In November 2008, David Cambridge, formerly a director with Sydney-based hedge fund Prodigal, approached Deloitte with a message from the frontline of the crisis: an opportunity existed for the firm to provide a corporate recovery service for hedge funds and boutiques.
This would involve helping managers restructure their business, meet debts, cut fat in their budgets, enter a merger or, if all else failed, steer them through insolvency.
Cambridge now works as a contractor with Deloitte’s 180-person corporate reorganisation group.
The universe of financially-stressed funds managers is expanding: after incurring investment losses, most hedge funds, boutiques and larger managers are experiencing cuts in management fees.
And since many hedge funds are well below their high-water-marks, these managers will only be able to remember what it was like to earn performance fees for some time ahead.
Cambridge already has a few clients and some insights into the scope of work available.
While many hedge funds already ran lean and were in control of their costs, they would become panicked if they fail to remain solvent.
“Some are going to find it extremely difficult to keep going.

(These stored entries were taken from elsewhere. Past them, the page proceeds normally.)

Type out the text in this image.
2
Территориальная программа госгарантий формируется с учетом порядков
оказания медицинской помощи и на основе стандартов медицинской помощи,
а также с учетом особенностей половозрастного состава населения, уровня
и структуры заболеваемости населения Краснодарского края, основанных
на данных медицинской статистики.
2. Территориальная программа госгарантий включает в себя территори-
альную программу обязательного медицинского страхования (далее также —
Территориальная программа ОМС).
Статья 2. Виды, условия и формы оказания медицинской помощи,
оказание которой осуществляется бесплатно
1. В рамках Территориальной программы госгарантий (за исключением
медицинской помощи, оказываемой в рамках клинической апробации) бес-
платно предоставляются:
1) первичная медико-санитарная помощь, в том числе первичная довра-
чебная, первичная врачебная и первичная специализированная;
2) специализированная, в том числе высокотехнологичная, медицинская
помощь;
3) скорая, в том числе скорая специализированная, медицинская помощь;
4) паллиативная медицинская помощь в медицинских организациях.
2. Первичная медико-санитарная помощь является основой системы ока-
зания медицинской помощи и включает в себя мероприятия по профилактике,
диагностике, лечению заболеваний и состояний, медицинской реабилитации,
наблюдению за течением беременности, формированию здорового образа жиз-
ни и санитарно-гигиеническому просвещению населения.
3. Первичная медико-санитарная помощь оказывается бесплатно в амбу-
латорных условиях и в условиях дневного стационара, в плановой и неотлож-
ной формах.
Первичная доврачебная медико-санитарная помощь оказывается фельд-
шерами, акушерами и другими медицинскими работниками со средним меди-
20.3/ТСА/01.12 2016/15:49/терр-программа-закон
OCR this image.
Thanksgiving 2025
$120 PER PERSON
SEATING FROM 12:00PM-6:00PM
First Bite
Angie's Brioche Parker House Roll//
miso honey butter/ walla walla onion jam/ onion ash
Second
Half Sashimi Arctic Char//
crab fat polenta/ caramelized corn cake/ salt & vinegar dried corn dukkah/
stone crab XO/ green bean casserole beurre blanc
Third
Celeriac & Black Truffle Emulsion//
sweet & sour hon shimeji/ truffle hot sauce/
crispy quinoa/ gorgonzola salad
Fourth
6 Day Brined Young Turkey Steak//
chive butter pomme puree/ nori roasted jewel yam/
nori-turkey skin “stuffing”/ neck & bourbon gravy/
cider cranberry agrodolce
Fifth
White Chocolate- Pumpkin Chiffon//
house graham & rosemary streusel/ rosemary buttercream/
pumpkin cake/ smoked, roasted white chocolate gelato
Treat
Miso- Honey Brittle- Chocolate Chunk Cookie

Even if they have positive performance, investors are still redeeming to gain liquidity,” Cambridge said.
He said that consolidation in the funds management industry, as a result of financial pressures, was likely.
“We can help hedge funds reduce costs and stabilise, or get them ready for sale or for someone wanting to take a stake in their fund.”
Falling revenues and mounting debts would be experienced not only by funds managers, but right across the financial services industry, including financial planning dealer groups, Cambridge said.
For now, the pain was most evident among hedge funds and boutiques.
Due to some hedge funds’ outperformance relative to equities, they were experiencing liquidity pressures as investors, including hedge funds-of-funds, had redeemed investments.
Meanwhile, Prodigal, a $40 million multi-strategy hedge fund focused on Asian markets, was not actively looking for a replacement for Cambridge but would be open to a talented candidate joining the business, according to Mike Munns, managing director.